Backstory: I'm due in mid-February. Found out yesterday that my husband's out-of-state family wants to come visit the baby about 4-6 weeks after I give birth. There would be 7 of them total -- siblings ranging in age from 13 to 28.
We would prefer if they staggered out their visits over a couple of weeks, but they are insistent that they all visit at the same time.
I felt really overwhelmed when they told me. It makes me really anxious just to think of it. (Is that normal??) One of my biggest concerns is that our apartment is very small (less than 900 sq ft.), and even though they would NOT be staying overnight, it would be like sardines in a can during the day when they want to visit.
Any tips or suggestions for how to deal with so many people at one time? Will I feel like a normal, functioning human being by then? Or will I still be a sleep deprived zombie? I think a lot of my anxiety stems from just not knowing how I will feel emotionally/physically by then.
Feel free to tell me if I'm blowing this out of proportion, too. ![]()
Re: Dealing with visitors
If you don't want visitory, then that's your decision. It's your house, and it's a lot to expect a new mom to house 7 other house guests when you're just getting to know your little one. Stand your ground.
I was very happy with having people stopping over infrequently for no longer than an hour at a time. But that's just me.
your house, your kid, i'd make them do it your way. but i'm an anal retentive control freak like that, others may advise you differently.
seriously, it would be better for THEM too, to get more quality time with the baby. sometimes people get caught up in an "idea"-woo hoo, the whole fam damily together-and don't think about what it really means.
I don't blame them for wanting to visit at the same time (so they can see each other as well) but it doesn't mean you have to roll out the red carpet.
DS1 born June 2008 | m/c at 9w March 2011 | DS2 born April 2012
The moms on this board probably think I am an alarmist, but I had a very bad experience with visitors coming when the baby was too young and my baby got very sick (details in bio). My advice to other new moms will always be to trust your gut and not to allow tons of visitors at one time - lots of people in a small place makes it much easier to share germs. Better safe than sorry is always the way to go IMO.

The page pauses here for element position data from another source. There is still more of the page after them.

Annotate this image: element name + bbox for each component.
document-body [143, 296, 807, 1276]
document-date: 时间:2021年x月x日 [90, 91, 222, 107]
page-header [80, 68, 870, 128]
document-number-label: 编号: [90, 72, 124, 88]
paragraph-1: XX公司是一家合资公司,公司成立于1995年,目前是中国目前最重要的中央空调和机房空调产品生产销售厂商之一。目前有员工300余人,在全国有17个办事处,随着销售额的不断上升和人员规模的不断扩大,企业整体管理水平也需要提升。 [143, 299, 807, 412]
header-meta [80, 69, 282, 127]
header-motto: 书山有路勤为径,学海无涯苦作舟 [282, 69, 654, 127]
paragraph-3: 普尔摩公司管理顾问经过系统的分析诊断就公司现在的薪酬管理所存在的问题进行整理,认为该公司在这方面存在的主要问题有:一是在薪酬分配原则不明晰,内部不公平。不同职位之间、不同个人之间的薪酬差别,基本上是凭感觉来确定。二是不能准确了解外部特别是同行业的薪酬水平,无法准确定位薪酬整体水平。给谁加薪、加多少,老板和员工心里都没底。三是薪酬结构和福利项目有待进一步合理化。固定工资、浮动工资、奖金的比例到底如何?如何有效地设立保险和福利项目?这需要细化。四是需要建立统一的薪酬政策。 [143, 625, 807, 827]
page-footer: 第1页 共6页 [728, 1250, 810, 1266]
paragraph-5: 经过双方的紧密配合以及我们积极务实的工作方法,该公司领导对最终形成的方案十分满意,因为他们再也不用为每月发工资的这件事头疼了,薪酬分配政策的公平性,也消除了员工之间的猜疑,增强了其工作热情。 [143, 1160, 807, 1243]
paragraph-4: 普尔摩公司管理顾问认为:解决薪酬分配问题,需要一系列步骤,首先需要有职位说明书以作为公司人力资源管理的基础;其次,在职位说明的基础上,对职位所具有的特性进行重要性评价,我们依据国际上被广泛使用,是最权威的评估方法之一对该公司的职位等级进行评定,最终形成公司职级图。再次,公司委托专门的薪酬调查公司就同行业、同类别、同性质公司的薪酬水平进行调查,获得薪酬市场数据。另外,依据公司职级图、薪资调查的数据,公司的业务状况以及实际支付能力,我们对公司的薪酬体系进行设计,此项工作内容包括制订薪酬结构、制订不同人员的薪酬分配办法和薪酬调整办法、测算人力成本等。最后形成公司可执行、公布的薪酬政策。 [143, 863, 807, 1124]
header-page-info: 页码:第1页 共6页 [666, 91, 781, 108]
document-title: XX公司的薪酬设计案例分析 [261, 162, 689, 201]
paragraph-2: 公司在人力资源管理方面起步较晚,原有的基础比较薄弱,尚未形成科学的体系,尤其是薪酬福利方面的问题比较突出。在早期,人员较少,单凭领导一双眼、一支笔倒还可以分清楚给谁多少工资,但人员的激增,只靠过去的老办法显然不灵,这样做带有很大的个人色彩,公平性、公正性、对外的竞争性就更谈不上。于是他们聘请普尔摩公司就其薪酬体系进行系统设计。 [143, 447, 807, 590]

Now I could care less what people think of me - I have a ton of rules for visiting!
I only had to read this much. The answer is NO! The last this you want when you are 4-6 weeks postpartum is to be dealing with family not to mention DH's. For me 4-6 weeks pp I was still recovering from a Csection and pardon my frankness, leaking from my unmentionables. You need to explain to your DH that it is going to be an emotional time for your new family and it will be difficult to even know how you are going to be feeling after such a sort time after giving birth and not to mention the baby. If the trip can be scheduled during the summer time it could work out better for the younger siblings. If this is something that cannot be avoided, your DH needs to be the one responsible for wrangling the crowd. All you need to be doing is taking care of yourself and your baby. Set up visiting hours, let your DH tend to the baby while the company is over and you get to nap, only allow 4 people at a time in the apartment. The main point I am trying to make is this: You are a mom and you are the BOSS! Blame your bossyness on hormones but don't let your concerns go unheard or you will be miserable.
My DH would love you! He has tons of rules too! The great thing is this: your baby, your rules!